We might care about min/max for some circumstances but not for others.
Otherwise, if we add the build steps from this issue to drupalci.yml, then it will happen for all builds in all circumstances. That's only an undesirable outcome from the perspective of run time.
The work in this issue is based on some Travis-CI based tests, mainly https://github.com/paul-m/drupal_dependency_bounds_test but also some
dependency tweaks gleaned from https://github.com/paul-m/drupal_component_tester
Comment #64
catchBumping to critical, this is going to be important for when Drupal 9 opens up.
Comment #65
mile23This will probably be one of the use cases for #3031379: Add a new test type to do real update testing
Comment #66
jibranI totally disagree with #65. This can be achived very easily via CI IMO.
Comment #67
mile23OK, so the blocker here is that #58 needs a way to clear the opcache so that it uses the upgraded/downgraded PHP.
#3031379: Add a new test type to do real update testing makes a new PHP-based HTTP server for every test class specifically because this blocker exists in this issue.
If there is a testbot-level change someone wants to suggest, we can do that, too.
Comment #68
mondrakeReroll, incorporating learnings from #3044175: [DO NOT COMMIT] Vendor minimum testing issue. Sorry no interdiff.
Comment #69
ghost of drupal pastPlease make sure this reset script is protected from malicious access.
Comment #70
mondrake#69 agree, this can't be a final solution - see #54. We need to find a suitable solution to clear the opcache, as @Mile23 pointed out.
Comment #72
MixologicThis was originally opened to as a POC that we can do min/max testing with drupalci.yml when we first introduced that functionality.

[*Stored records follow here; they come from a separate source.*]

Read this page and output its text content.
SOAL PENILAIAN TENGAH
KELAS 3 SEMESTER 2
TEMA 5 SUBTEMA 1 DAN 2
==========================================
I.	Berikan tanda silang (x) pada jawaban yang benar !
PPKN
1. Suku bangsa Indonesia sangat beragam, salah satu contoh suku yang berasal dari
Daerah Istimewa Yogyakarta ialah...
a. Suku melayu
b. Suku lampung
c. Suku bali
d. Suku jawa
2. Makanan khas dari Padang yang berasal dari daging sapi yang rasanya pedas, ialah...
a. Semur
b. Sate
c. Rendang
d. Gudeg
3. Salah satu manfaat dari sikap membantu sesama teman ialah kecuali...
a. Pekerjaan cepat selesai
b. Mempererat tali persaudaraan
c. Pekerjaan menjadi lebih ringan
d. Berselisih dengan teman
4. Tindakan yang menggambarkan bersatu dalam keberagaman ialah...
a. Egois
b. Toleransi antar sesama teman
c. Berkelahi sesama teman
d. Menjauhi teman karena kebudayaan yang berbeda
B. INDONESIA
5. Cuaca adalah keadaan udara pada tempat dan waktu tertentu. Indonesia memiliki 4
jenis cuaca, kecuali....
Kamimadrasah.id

However, #62 / #2951375: Allow for build targets is the only path forward that we can support on drupalci. Im tempted to Closed (won't fix) this, because, from the issue summary:
Drupalci will not run min/max tests on a permanent basis using drupalci.yml in the same test. If something like this gets committed I will have to alter drupalci to ignore those directives because we cannot afford to to double our testing times. Min/max testing is something that happens out of band, and does not require tests on every patch or commit.
Comment #73
mondrake#72 yeah, "won't fix" is the final fate of this issue; likewise, #3044155: PHP7.1 vendor max Testing issue - DO NOT COMMIT and #3044175: [DO NOT COMMIT] Vendor minimum testing issue.

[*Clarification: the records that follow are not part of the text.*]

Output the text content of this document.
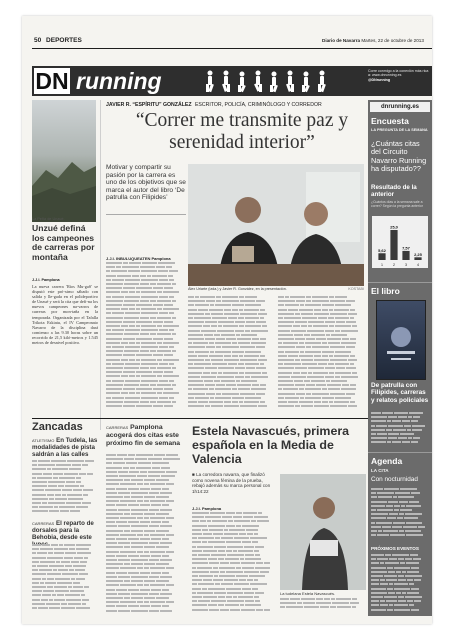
50 DEPORTES	Diario de Navarra Martes, 22 de octubre de 2013
DN running	Corre conmigo a la conexión más rica a: www.dnrunning.es
@DNrunning
La Peña de Unzué.
Unzué definá los campeones de carreras por montaña
J.J.I. Pamplona
La nueva carrera 'Ríos Mu-gaS' se disputó este pró-ximo sábado con salida y lle-gada en el polideportivo de Unzué y será la cita que defi-na los nuevos campeones na-varros de carreras por mon-taña en la temporada. Organizada por el Tafalla Trikota Eskiatu, el IV Campeonato Navarro de la disciplina dará comienzo a las 9.30 horas sobre un recorrido de 21,5 kiló-metros y 1.545 metros de desnivel positivo.
JAVIER R. “ESPÍRITU” GONZÁLEZ ESCRITOR, POLICÍA, CRIMINÓLOGO Y CORREDOR
“Correr me transmite paz y serenidad interior”
Motivar y compartir su pasión por la carrera es uno de los objetivos que se marca el autor del libro ‘De patrulla con Filipides’
Álex Uriarte (izda.) y Javier R. González, en la presentación.	KOSTABI
J.J.I. INBULUQUEATEN Pamplona

dnrunning.es
Encuesta
LA PREGUNTA DE LA SEMANA
¿Cuántas citas del Circuito Navarro Running ha disputado??
Resultado de la anterior
¿Cuántos días a la semana sale a correr? Según la pregunta anterior
5,62
1
25,0
2
7,57
3
2,25
4
El libro
De patrulla con Filipides, carreras y relatos policiales

Agenda
LA CITA
Con nocturnidad

PRÓXIMOS EVENTOS

Zancadas
ATLETISMO En Tudela, las modalidades de pista saldrán a las calles

CARRERAS El reparto de dorsales para la Behobia, desde este

CARRERAS Pamplona acogerá dos citas este próximo fin de semana

Estela Navascués, primera española en la Media de Valencia
■ La corredora navarra, que finalizó como novena fémina de la prueba, rebajó además su marca personal con 1h14:22
J.J.I. Pamplona

La tudelana Estela Navascués.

Before that, I think the 2 fails in #68 deserve some attention. With both #3044155: PHP7.1 vendor max Testing issue - DO NOT COMMIT and #3044175: [DO NOT COMMIT] Vendor minimum testing issue being green now, I would have expected the patch in #68 to pass, since it replicates the same
composer.jsonconstraints. The failures are for the same test in both hi/lo configurations, which sounds to me an issue related with the sequence/concurrency of the test run, not with the dependencies (the test fail on a before/after count of the number of tables).Comment #74
mondrakeComment #76
catchDowngrading since there's not anything actionable in this issue.
Comment #77
mondrakeLet’s close wont fix this, actually. See #72.